Die Haushaltsbefragung behandelt folgende sechs Fragethemen:

Abb. 4.1
figure 1

(Quelle: TempALand 2020)

Postkarte zur Befragung der Haushalte im Diepholzer Land

  1. (1)

    Art der weiteren Übernachtungsmöglichkeit, die neben der Hauptwohnung für mehr als 20 Nächte pro Jahr (außer Urlaub) genutzt wird,

  2. (2)

    Motiv bzw. Grund für die mehrörtige Lebensweise,

  3. (3)

    Entfernung zwischen Haupt- und Nebenort,

  4. (4)

    Häufigkeit der Ortswechsel,

  5. (5)

    Verortung des „Zuhauses“,

  6. (6)

    Freiwillige Angabe von Kontaktdaten für ein späteres Interview.

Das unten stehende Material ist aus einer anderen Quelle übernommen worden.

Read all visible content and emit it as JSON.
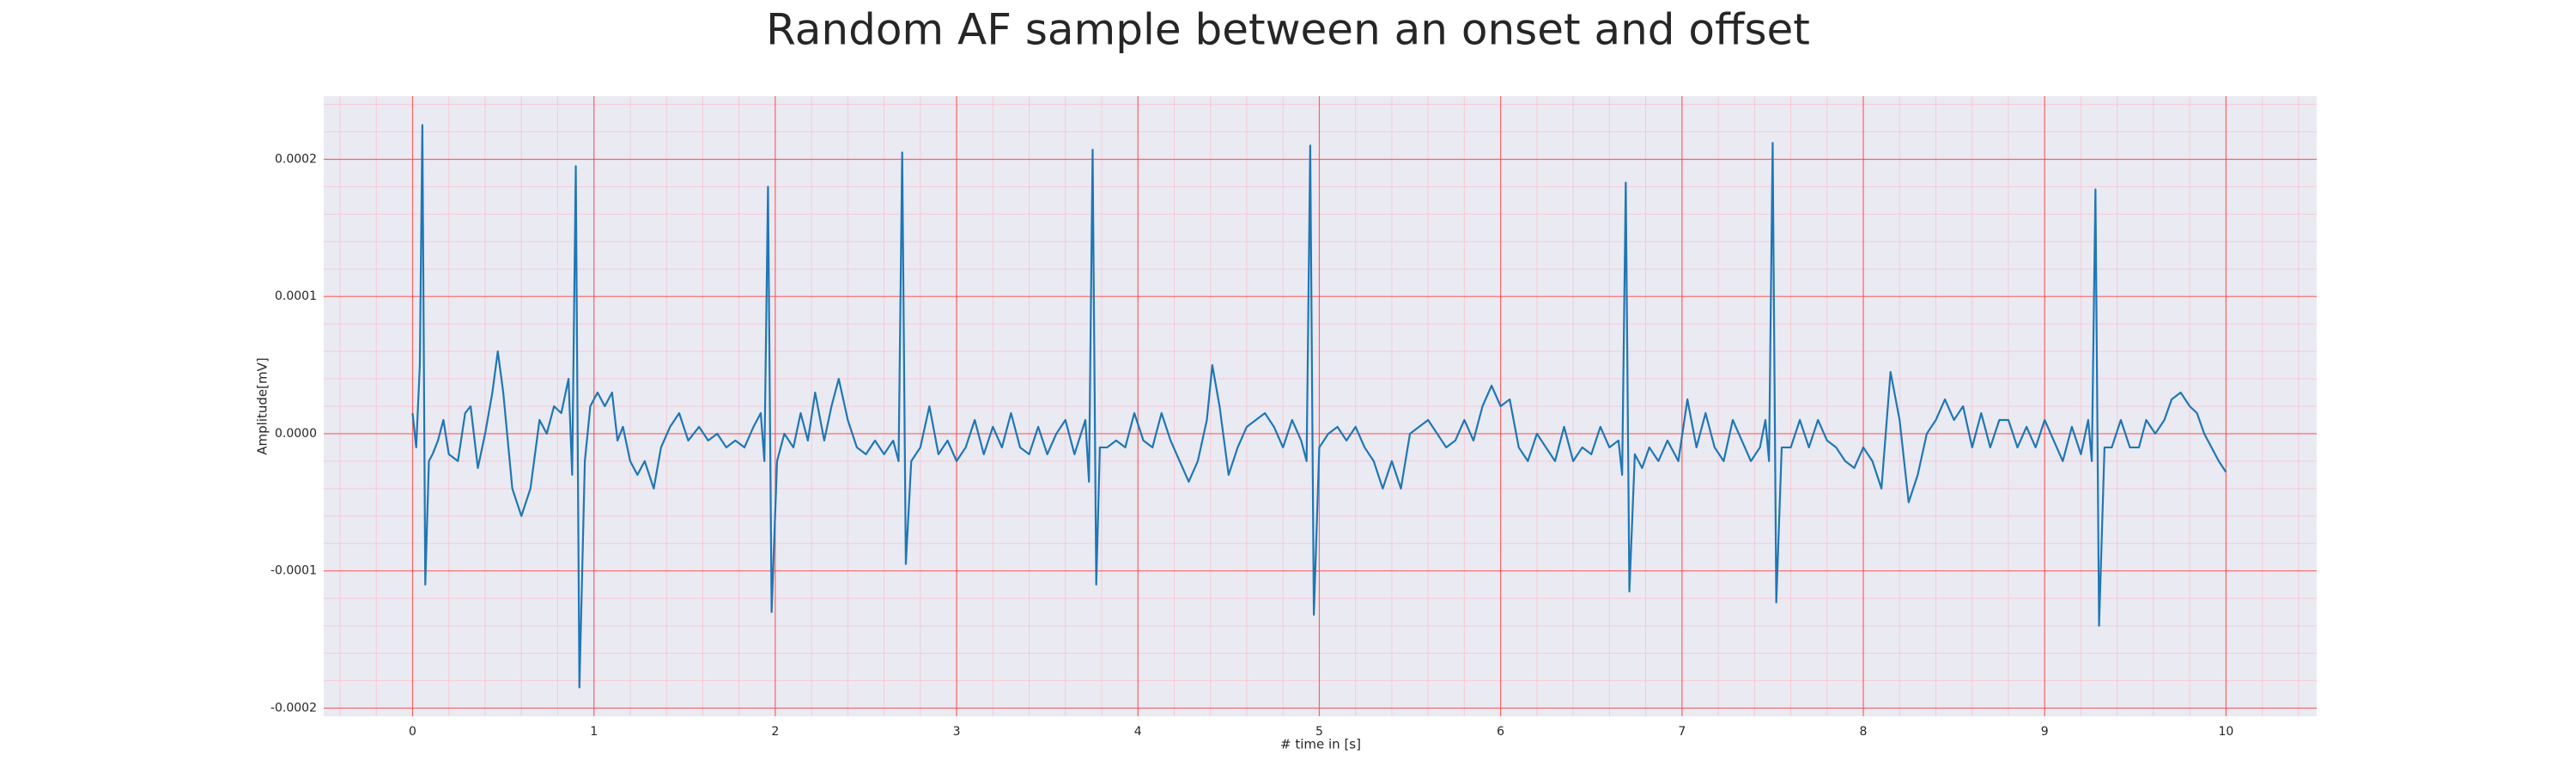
{
  "chart_data": {
    "type": "line",
    "title": "Random AF sample between an onset and offset",
    "xlabel": "# time in [s]",
    "ylabel": "Amplitude[mV]",
    "color": "#1f77b4",
    "grid": true,
    "minor_grid": true,
    "xlim": [
      -0.49,
      10.5
    ],
    "ylim": [
      -0.000206,
      0.000246
    ],
    "xticks": [
      0,
      1,
      2,
      3,
      4,
      5,
      6,
      7,
      8,
      9,
      10
    ],
    "yticks": [
      {
        "value": -0.0002,
        "label": "-0.0002"
      },
      {
        "value": -0.0001,
        "label": "-0.0001"
      },
      {
        "value": 0,
        "label": "0.0000"
      },
      {
        "value": 0.0001,
        "label": "0.0001"
      },
      {
        "value": 0.0002,
        "label": "0.0002"
      }
    ],
    "x": [
      0.0,
      0.02,
      0.04,
      0.054,
      0.07,
      0.09,
      0.11,
      0.14,
      0.17,
      0.2,
      0.25,
      0.29,
      0.32,
      0.36,
      0.4,
      0.44,
      0.47,
      0.5,
      0.55,
      0.6,
      0.65,
      0.7,
      0.74,
      0.78,
      0.82,
      0.86,
      0.88,
      0.9,
      0.92,
      0.95,
      0.98,
      1.02,
      1.06,
      1.1,
      1.13,
      1.16,
      1.2,
      1.24,
      1.28,
      1.33,
      1.37,
      1.42,
      1.47,
      1.52,
      1.58,
      1.63,
      1.68,
      1.73,
      1.78,
      1.83,
      1.88,
      1.92,
      1.94,
      1.96,
      1.98,
      2.01,
      2.05,
      2.1,
      2.14,
      2.18,
      2.22,
      2.27,
      2.31,
      2.35,
      2.4,
      2.45,
      2.5,
      2.55,
      2.6,
      2.65,
      2.68,
      2.7,
      2.72,
      2.75,
      2.8,
      2.85,
      2.9,
      2.95,
      3.0,
      3.05,
      3.1,
      3.15,
      3.2,
      3.25,
      3.3,
      3.35,
      3.4,
      3.45,
      3.5,
      3.55,
      3.6,
      3.65,
      3.71,
      3.73,
      3.75,
      3.77,
      3.79,
      3.83,
      3.88,
      3.93,
      3.98,
      4.03,
      4.08,
      4.13,
      4.18,
      4.23,
      4.28,
      4.33,
      4.38,
      4.41,
      4.45,
      4.5,
      4.55,
      4.6,
      4.65,
      4.7,
      4.75,
      4.8,
      4.85,
      4.9,
      4.93,
      4.95,
      4.97,
      5.0,
      5.05,
      5.1,
      5.15,
      5.2,
      5.25,
      5.3,
      5.35,
      5.4,
      5.45,
      5.5,
      5.55,
      5.6,
      5.65,
      5.7,
      5.75,
      5.8,
      5.85,
      5.9,
      5.95,
      6.0,
      6.05,
      6.1,
      6.15,
      6.2,
      6.25,
      6.3,
      6.35,
      6.4,
      6.45,
      6.5,
      6.55,
      6.6,
      6.65,
      6.67,
      6.69,
      6.71,
      6.74,
      6.78,
      6.82,
      6.87,
      6.92,
      6.98,
      7.03,
      7.08,
      7.13,
      7.18,
      7.23,
      7.28,
      7.33,
      7.38,
      7.43,
      7.46,
      7.48,
      7.5,
      7.52,
      7.55,
      7.6,
      7.65,
      7.7,
      7.75,
      7.8,
      7.85,
      7.9,
      7.95,
      8.0,
      8.05,
      8.1,
      8.15,
      8.2,
      8.25,
      8.3,
      8.35,
      8.4,
      8.45,
      8.5,
      8.55,
      8.6,
      8.65,
      8.7,
      8.75,
      8.8,
      8.85,
      8.9,
      8.95,
      9.0,
      9.05,
      9.1,
      9.15,
      9.2,
      9.24,
      9.26,
      9.28,
      9.3,
      9.33,
      9.37,
      9.42,
      9.47,
      9.52,
      9.56,
      9.61,
      9.66,
      9.7,
      9.75,
      9.8,
      9.84,
      9.88,
      9.92,
      9.96,
      10.0
    ],
    "values": [
      1.5e-05,
      -1e-05,
      5e-05,
      0.000225,
      -0.00011,
      -2e-05,
      -1.5e-05,
      -5e-06,
      1e-05,
      -1.5e-05,
      -2e-05,
      1.5e-05,
      2e-05,
      -2.5e-05,
      0,
      3e-05,
      6e-05,
      3e-05,
      -4e-05,
      -6e-05,
      -4e-05,
      1e-05,
      0,
      2e-05,
      1.5e-05,
      4e-05,
      -3e-05,
      0.000195,
      -0.000185,
      -2e-05,
      2e-05,
      3e-05,
      2e-05,
      3e-05,
      -5e-06,
      5e-06,
      -2e-05,
      -3e-05,
      -2e-05,
      -4e-05,
      -1e-05,
      5e-06,
      1.5e-05,
      -5e-06,
      5e-06,
      -5e-06,
      0,
      -1e-05,
      -5e-06,
      -1e-05,
      5e-06,
      1.5e-05,
      -2e-05,
      0.00018,
      -0.00013,
      -2e-05,
      0,
      -1e-05,
      1.5e-05,
      -5e-06,
      3e-05,
      -5e-06,
      2e-05,
      4e-05,
      1e-05,
      -1e-05,
      -1.5e-05,
      -5e-06,
      -1.5e-05,
      -5e-06,
      -2e-05,
      0.000205,
      -9.5e-05,
      -2e-05,
      -1e-05,
      2e-05,
      -1.5e-05,
      -5e-06,
      -2e-05,
      -1e-05,
      1e-05,
      -1.5e-05,
      5e-06,
      -1e-05,
      1.5e-05,
      -1e-05,
      -1.5e-05,
      5e-06,
      -1.5e-05,
      0,
      1e-05,
      -1.5e-05,
      1e-05,
      -3.5e-05,
      0.000207,
      -0.00011,
      -1e-05,
      -1e-05,
      -5e-06,
      -1e-05,
      1.5e-05,
      -5e-06,
      -1e-05,
      1.5e-05,
      -5e-06,
      -2e-05,
      -3.5e-05,
      -2e-05,
      1e-05,
      5e-05,
      2e-05,
      -3e-05,
      -1e-05,
      5e-06,
      1e-05,
      1.5e-05,
      5e-06,
      -1e-05,
      1e-05,
      -5e-06,
      -2e-05,
      0.00021,
      -0.000132,
      -1e-05,
      0,
      5e-06,
      -5e-06,
      5e-06,
      -1e-05,
      -2e-05,
      -4e-05,
      -2e-05,
      -4e-05,
      0,
      5e-06,
      1e-05,
      0,
      -1e-05,
      -5e-06,
      1e-05,
      -5e-06,
      2e-05,
      3.5e-05,
      2e-05,
      2.5e-05,
      -1e-05,
      -2e-05,
      0,
      -1e-05,
      -2e-05,
      5e-06,
      -2e-05,
      -1e-05,
      -1.5e-05,
      5e-06,
      -1e-05,
      -5e-06,
      -3e-05,
      0.000183,
      -0.000115,
      -1.5e-05,
      -2.5e-05,
      -1e-05,
      -2e-05,
      -5e-06,
      -2e-05,
      2.5e-05,
      -1e-05,
      1.5e-05,
      -1e-05,
      -2e-05,
      1e-05,
      -5e-06,
      -2e-05,
      -1e-05,
      1e-05,
      -2e-05,
      0.000212,
      -0.000123,
      -1e-05,
      -1e-05,
      1e-05,
      -1e-05,
      1e-05,
      -5e-06,
      -1e-05,
      -2e-05,
      -2.5e-05,
      -1e-05,
      -2e-05,
      -4e-05,
      4.5e-05,
      1e-05,
      -5e-05,
      -3e-05,
      0,
      1e-05,
      2.5e-05,
      1e-05,
      2e-05,
      -1e-05,
      1.5e-05,
      -1e-05,
      1e-05,
      1e-05,
      -1e-05,
      5e-06,
      -1e-05,
      1e-05,
      -5e-06,
      -2e-05,
      5e-06,
      -1.5e-05,
      1e-05,
      -2e-05,
      0.000178,
      -0.00014,
      -1e-05,
      -1e-05,
      1e-05,
      -1e-05,
      -1e-05,
      1e-05,
      0,
      1e-05,
      2.5e-05,
      3e-05,
      2e-05,
      1.5e-05,
      0,
      -1e-05,
      -2e-05,
      -2.8e-05
    ]
  }
}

Überdies werden die soziodemografischen Daten (Geburtsjahr und Geschlecht) abgefragt und Informationen zur Wohnortkommune im Landkreis Diepholz erfragt. Die Teilnehmenden können zudem angeben, wie viele Personen in ihrem Haushalt im Landkreis Diepholz und an dem anderen Ort leben. Vor der Versendung des Fragebogens wurde dieser in einem Pretest überprüft, wobei Personen unterschiedlichen Alters und Geschlechts die Postkarte zur Probe ausfüllten, um etwaige Unklarheiten und missverständliche Fragestellungen ausfindig zu machen. Anschließend wurden die Ergebnisse aus der Probebefragung diskutiert und der Fragebogen entsprechend angepasst (Kirchhoff et al. 2003: 24).

Um den Rücklauf zu erhöhen, wurde der Postkarte ein Begleitschreiben mit Erläuterungen und Kontaktdaten für Rückfragen beigefügt, welches von den Bürgermeistern der fünf Kooperationskommunen unterschrieben wurde. Die Befragung wurde zusätzlich online über den projekteigenen Internetauftritt und der Online-Befragungssoftware „UmfrageOnline“ zur Verfügung gestellt, um weitere multilokal Lebende für eine Teilnahme an der schriftlichen Befragung zu gewinnen.

Im Befragungszeitraum von vier Wochen sind insgesamt 556 Postkarten eingegangen, von denen 362 Postkarten von multilokal lebenden Personen ausgefüllt wurden. Im Verhältnis zur Gesamtanzahl der Haushalte im Diepholzer Land (23.495) ist die Rücklaufquote sehr gering; hier muss jedoch betont werden, dass sich die Postkarte explizit an multilokal lebende Personen bzw. Haushalte richtete und nicht den Anspruch verfolgte, dass alle Haushalte antworten oder repräsentativ zu sein. Hier zeigt sich erneut die besondere Schwierigkeit, multilokal lebende Personen zu erreichen bzw. die Anzahl Multilokaler zu bestimmen.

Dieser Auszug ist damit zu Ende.